Il convient peut-être, après cette esquisse de l’état actuel de l’anatomie générale, de jeter un coup d’œil sur l’influence que M. Robin a exercée comme chef d’école, et sur l’impulsion qu’il a donnée aux recherches microscopiques en France. En effet, c’est lui qui, par son enseignement et son exemple, a introduit dans les générations actuelles le goût de ces recherches si instructives et si fécondes.

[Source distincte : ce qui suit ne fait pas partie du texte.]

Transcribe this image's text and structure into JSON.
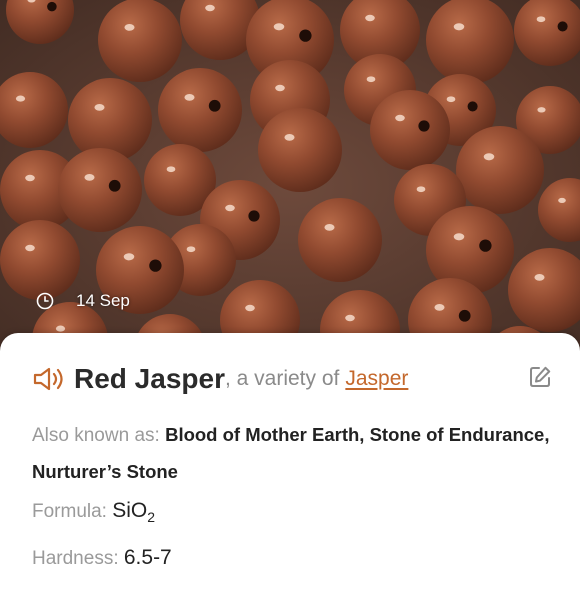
{
  "photo": {
    "alt": "Red Jasper beads",
    "date": "14 Sep",
    "clock_icon": "clock-icon"
  },
  "card": {
    "speaker_icon": "speaker-icon",
    "name": "Red Jasper",
    "variety_prefix": ", a variety of",
    "variety_link": "Jasper",
    "edit_icon": "edit-icon",
    "also_known_label": "Also known as:",
    "also_known_value": "Blood of Mother Earth, Stone of Endurance, Nurturer’s Stone",
    "formula_label": "Formula:",
    "formula_main": "SiO",
    "formula_sub": "2",
    "hardness_label": "Hardness:",
    "hardness_value": "6.5-7"
  },
  "colors": {
    "accent": "#c4682c",
    "bead": "#8e4b30",
    "label_gray": "#9a9a9a"
  }
}
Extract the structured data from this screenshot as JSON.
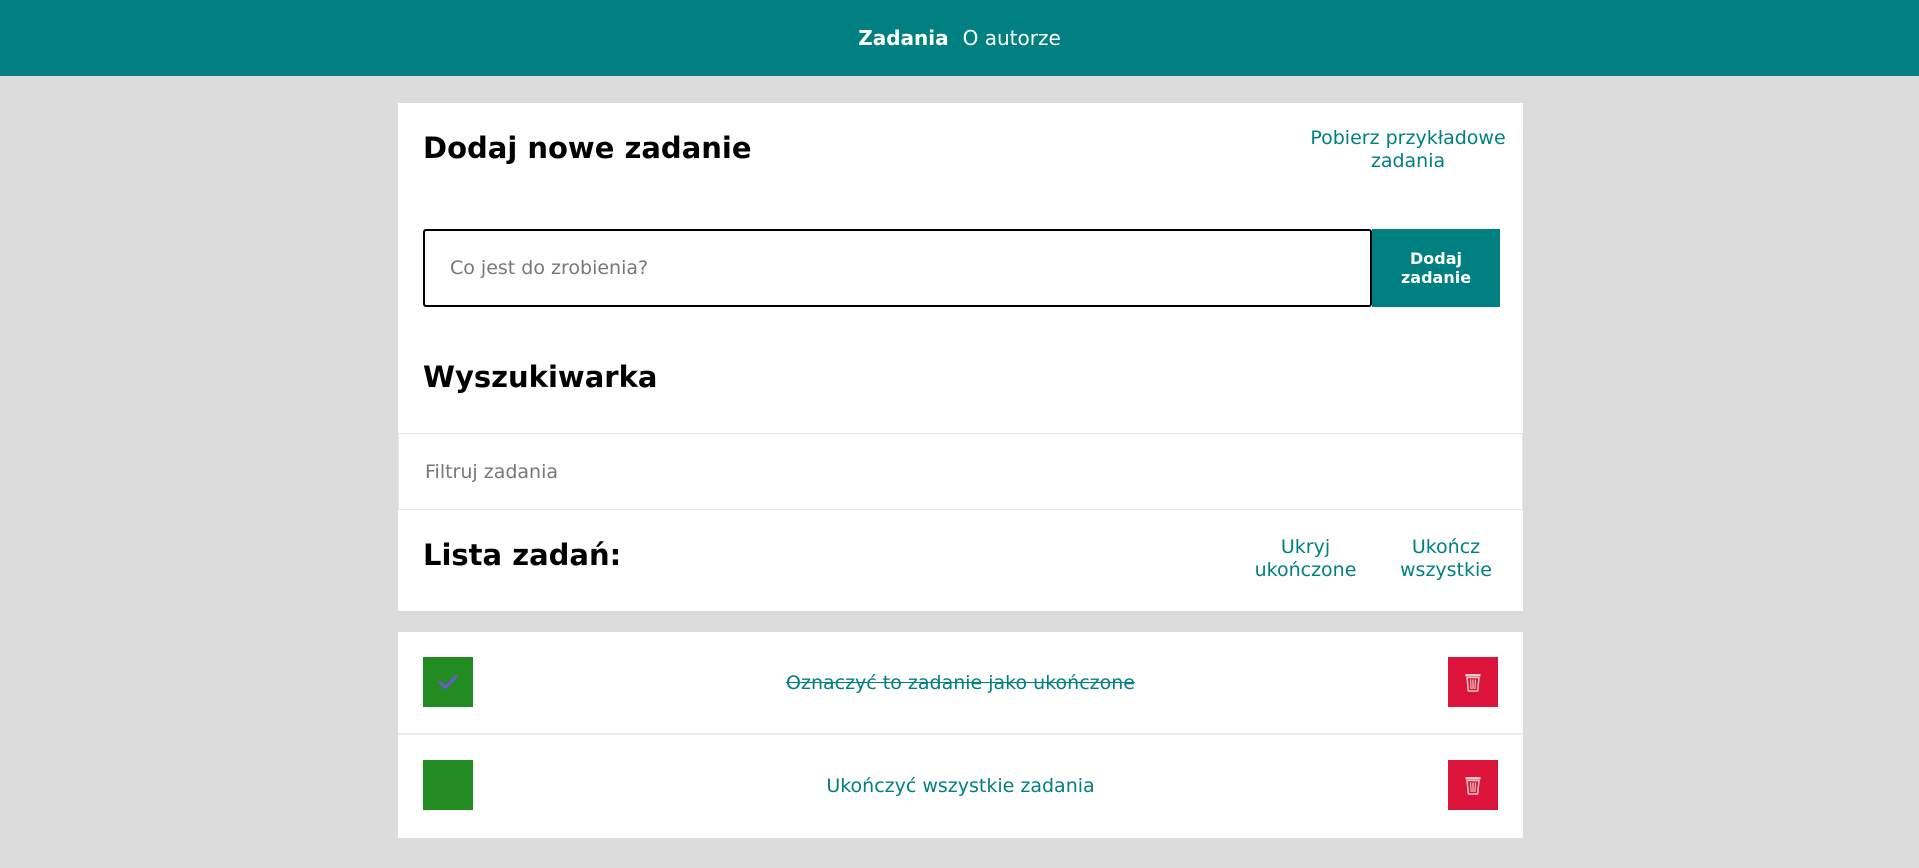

Dès 1848, il fonda un laboratoire où pendant quinze ans plusieurs centaines de disciples français et étrangers se sont exercés, sous sa direction, au maniement des instrumens grossissans et à toutes les opérations délicates que nécessitent les études d’anatomie générale. Des hommes comme Bigelow, Laboulbène, Béraud, Hiffelsheim, Luys, Lorain, George Pouchet, lui font le plus grand honneur. Pour donner plus d’extension à son enseignement, il en publia la substance dans un volume (Traité du microscope et des injections) qui est devenu, avec celui de Dujardin, le manuel des observateurs. D’autre part, poussant, conseillant les plus distingués de ses élèves, il leur inspira des recherches dont les résultats, consignés dans des thèses et dans des mémoires remarqués, démontrèrent victorieusement la puissance de la méthode employée. Il n’y a rien de plus beau dans l’histoire des sciences contemporaines que ce mouvement décisif qui, grâce à M. Robin, porta un grand nombre des jeunes médecins d’alors au sein de ces investigations révélatrices des mystères les plus cachés de la vie.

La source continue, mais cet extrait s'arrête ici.